Toute la vie du Christ est mystère de Rédemption. La Rédemption nous vient avant tout par le sang de la Croix (cf. Ep 1, 7 ; Col 1, 13-14 ; 1 P 1, 18-19), mais ce mystère est à l’œuvre dans toute la vie du Christ : dans son Incarnation déjà, par laquelle, en se faisant pauvre, il nous enrichit par sa pauvreté (cf. 2 Co 8, 9) ; dans sa vie cachée qui, par sa soumission (cf. Lc 2, 51), répare notre insoumission ; dans sa parole qui purifie ses auditeurs (cf. Jn 15, 3) ; dans ses guérisons et ses exorcismes, par lesquels " il a pris nos infirmités et s’est chargé de nos maladies " (Mt 8, 17 ; cf. Is 53, 4) ; dans sa Résurrection, par laquelle il nous justifie (cf. Rm 4, 25).
Emu par tant de souffrances, le Christ non seulement se laisse toucher par les malades, mais il fait siennes leurs misères : " Il a pris nos infirmités et s’est chargé de nos maladies " (Mt 8, 17 ; cf. Is 53, 4). Il n’a pas guéri tous les malades.

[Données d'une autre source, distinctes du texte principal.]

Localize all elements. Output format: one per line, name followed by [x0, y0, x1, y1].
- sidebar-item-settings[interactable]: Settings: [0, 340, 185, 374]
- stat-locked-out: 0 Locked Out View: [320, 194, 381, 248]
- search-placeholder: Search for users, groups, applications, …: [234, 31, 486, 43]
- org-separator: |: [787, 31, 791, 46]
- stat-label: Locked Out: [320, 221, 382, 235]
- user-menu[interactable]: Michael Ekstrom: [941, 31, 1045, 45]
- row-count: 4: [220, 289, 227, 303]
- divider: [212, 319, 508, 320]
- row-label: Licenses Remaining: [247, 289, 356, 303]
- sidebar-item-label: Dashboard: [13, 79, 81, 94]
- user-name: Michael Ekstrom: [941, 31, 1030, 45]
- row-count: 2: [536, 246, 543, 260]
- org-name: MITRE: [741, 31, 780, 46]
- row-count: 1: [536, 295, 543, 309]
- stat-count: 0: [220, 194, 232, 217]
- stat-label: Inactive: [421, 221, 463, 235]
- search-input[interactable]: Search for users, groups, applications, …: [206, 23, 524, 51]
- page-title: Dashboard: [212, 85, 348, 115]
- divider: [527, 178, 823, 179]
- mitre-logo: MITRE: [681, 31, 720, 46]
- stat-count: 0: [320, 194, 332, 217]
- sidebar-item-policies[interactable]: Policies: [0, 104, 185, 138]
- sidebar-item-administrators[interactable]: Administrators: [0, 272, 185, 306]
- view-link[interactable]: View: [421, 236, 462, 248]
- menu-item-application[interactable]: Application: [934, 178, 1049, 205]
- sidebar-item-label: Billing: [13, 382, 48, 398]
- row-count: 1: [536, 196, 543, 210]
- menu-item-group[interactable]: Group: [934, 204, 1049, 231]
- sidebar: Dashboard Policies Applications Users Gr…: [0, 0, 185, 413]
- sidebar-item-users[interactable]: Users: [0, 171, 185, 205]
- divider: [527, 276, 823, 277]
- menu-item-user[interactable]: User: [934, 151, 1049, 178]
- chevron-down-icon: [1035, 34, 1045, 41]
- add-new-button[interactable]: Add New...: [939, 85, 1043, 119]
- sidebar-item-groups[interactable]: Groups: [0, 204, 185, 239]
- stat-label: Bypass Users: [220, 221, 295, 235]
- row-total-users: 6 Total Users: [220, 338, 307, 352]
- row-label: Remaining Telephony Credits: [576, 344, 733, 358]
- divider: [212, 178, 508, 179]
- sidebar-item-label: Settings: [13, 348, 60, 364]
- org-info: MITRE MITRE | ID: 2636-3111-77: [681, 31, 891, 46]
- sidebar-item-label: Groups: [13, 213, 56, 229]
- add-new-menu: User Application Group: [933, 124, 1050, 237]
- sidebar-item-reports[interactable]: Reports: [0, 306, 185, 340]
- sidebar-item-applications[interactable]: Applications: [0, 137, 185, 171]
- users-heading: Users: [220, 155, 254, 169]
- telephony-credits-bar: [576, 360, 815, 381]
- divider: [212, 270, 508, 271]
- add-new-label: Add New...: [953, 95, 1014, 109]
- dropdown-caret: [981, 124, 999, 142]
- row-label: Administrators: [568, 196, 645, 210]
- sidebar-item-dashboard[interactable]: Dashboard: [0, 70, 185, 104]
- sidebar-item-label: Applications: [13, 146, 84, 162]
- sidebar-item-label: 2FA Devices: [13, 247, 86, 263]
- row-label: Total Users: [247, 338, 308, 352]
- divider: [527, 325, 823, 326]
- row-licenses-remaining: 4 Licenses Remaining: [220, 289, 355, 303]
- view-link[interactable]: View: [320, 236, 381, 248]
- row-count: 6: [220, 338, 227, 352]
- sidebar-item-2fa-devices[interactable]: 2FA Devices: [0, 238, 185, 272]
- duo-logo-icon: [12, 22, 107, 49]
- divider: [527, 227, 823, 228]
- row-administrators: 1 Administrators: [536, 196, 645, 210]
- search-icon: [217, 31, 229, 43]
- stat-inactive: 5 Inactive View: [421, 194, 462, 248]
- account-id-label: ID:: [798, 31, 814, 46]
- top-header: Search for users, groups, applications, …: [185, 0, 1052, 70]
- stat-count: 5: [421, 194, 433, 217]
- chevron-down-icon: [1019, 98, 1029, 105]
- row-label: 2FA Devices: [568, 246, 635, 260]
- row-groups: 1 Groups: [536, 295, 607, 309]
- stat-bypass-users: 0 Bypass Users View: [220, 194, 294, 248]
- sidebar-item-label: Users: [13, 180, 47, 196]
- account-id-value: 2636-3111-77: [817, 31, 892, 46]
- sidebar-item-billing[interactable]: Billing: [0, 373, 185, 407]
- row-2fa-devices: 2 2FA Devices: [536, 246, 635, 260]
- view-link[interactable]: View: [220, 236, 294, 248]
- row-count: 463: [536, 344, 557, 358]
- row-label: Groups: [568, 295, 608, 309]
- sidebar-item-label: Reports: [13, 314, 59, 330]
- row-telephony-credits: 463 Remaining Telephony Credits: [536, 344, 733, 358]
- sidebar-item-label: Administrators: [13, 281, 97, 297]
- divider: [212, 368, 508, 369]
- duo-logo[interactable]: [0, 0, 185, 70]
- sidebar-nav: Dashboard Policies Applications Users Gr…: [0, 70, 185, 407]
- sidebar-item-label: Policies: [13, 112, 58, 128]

Ses guérisons étaient des signes de la venue du Royaume de Dieu. Ils annonçaient une guérison plus radicale : la victoire sur le péché et la mort par sa Pâque. Sur la Croix, le Christ a pris sur lui tout le poids du mal (cf. Is 53, 4-6) et a enlevé le " péché du monde " (Jn 1, 29), dont la maladie n’est qu’une conséquence. Par sa passion et sa mort sur la Croix, le Christ a donné un sens nouveau à la souffrance : elle peut désormais nous configurer à lui et nous unir à sa passion rédemptrice.
171. Regarder la blessure du cœur du Seigneur qui « a pris nos infirmités et s’est chargé de nos maladies » ( Mt 8, 17) nous aide à être plus attentifs aux souffrances et aux besoins des autres, nous rend assez forts pour participer à son œuvre de libération en tant qu’instruments de diffusion de son amour. Lorsque nous contemplons le don du Christ pour chacun, nous nous demandons inévitablement pourquoi nous ne sommes pas capables de donner notre vie pour les autres : « À ceci nous avons connu l’Amour : celui-là a donné sa vie pour nous. Et nous devons, nous aussi, donner notre vie pour nos frères » ( 1 Jn 3, 16).